Saturday, September 18, 2010

Saturday morning's all right for fighting...

Fine. Afternoon.

Too long has it been since I've blogged properly. It seems the small amount I do nowadays is all about posting video or prose or something to www.stompingground.ca and even THAT has been some thin treacle of late.

I've gone pdcast crazy. Right now I'm listening to the entire Kevin Smith Smodcast network pods (there's, like, five or six of 'em now - www.smodcast.com), and have just singed on to Brian Lynch's "Party Truck USA" pod. http://www.angrynakedpat.com/podcast/

I love 'em all, but I gotta say - that Party Truck has really captured my imagination. It comes off as a cross between prepared improv and genuine off-the-top-of-one's-head banter. The pod features a lightly rotating cast of four to six guys. Mostly friends from Jersey now living in LA, and most of them are ex- (or current) comedy improv players.

Lynch himself (writer / director "Big Helium Dog", and comics writer ("Spike: Asylum", and um, that other Spike book. With puppets. That one.) is the unchanging core of the group. Any further details would only serve to better derail the point I'm slowly trying to make.

Wait. Was there a point? Hm. Maybe not. Maybe this IS just one giant loving ass-kiss to my newest favourite podcast. With more than a tinge of jealousy that there exists a group of writers / film-makers / comedians, and all I have is a cat, a collection of action figures, and you, dear internet. Thank god and baby jesus for you.

Okay - quick solo improv game. Fake podcast intro - two hosts, and... GO!

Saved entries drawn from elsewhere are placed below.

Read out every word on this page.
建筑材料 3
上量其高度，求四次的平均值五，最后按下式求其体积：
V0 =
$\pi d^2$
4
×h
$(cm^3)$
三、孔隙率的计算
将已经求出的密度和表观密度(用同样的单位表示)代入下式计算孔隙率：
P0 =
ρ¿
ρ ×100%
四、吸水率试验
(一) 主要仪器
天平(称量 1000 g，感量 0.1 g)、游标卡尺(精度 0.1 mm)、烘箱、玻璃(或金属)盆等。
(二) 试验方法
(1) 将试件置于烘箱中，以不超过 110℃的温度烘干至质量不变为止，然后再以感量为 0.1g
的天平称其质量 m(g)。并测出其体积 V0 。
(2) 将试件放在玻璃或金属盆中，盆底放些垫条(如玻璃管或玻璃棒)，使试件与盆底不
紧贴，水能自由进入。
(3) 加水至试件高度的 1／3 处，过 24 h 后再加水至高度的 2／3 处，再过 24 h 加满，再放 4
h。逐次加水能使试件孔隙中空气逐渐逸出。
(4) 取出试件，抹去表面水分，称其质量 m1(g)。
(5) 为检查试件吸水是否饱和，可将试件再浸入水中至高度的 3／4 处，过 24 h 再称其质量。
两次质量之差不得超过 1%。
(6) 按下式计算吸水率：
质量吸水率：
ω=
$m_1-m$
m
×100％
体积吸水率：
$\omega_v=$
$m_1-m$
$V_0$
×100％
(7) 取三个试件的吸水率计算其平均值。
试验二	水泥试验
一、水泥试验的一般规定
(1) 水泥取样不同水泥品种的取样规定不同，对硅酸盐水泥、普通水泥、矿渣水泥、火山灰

Host 1: "Hello, and welcome to the Fake podcast, episode one. I'm one of your hosts, Fakey McFakerton, and with me as always is the lovable, wacky, Falsey Falsetein. Say hi Falsey."

Host 2: -honks horn-

Host 1: "Really? Again with the horn?"

Host 2: -honk-

Host 1: "Godamnit, Falsey, you said you weren't gonna do this again."

Host 2: -honk- -honk-

Host 1: "No one wants to listen to that, man! You sound like a fucking idiot. I swear, if you don't put down that godamn horn, I'm gonna go across this table at you."

Host 2: -honk-

Host 1: "That's it, you sonuva..." -indistinct struggling noises-.

Aaaaand... scene!

Okay, so maybe I'm not so much missing out.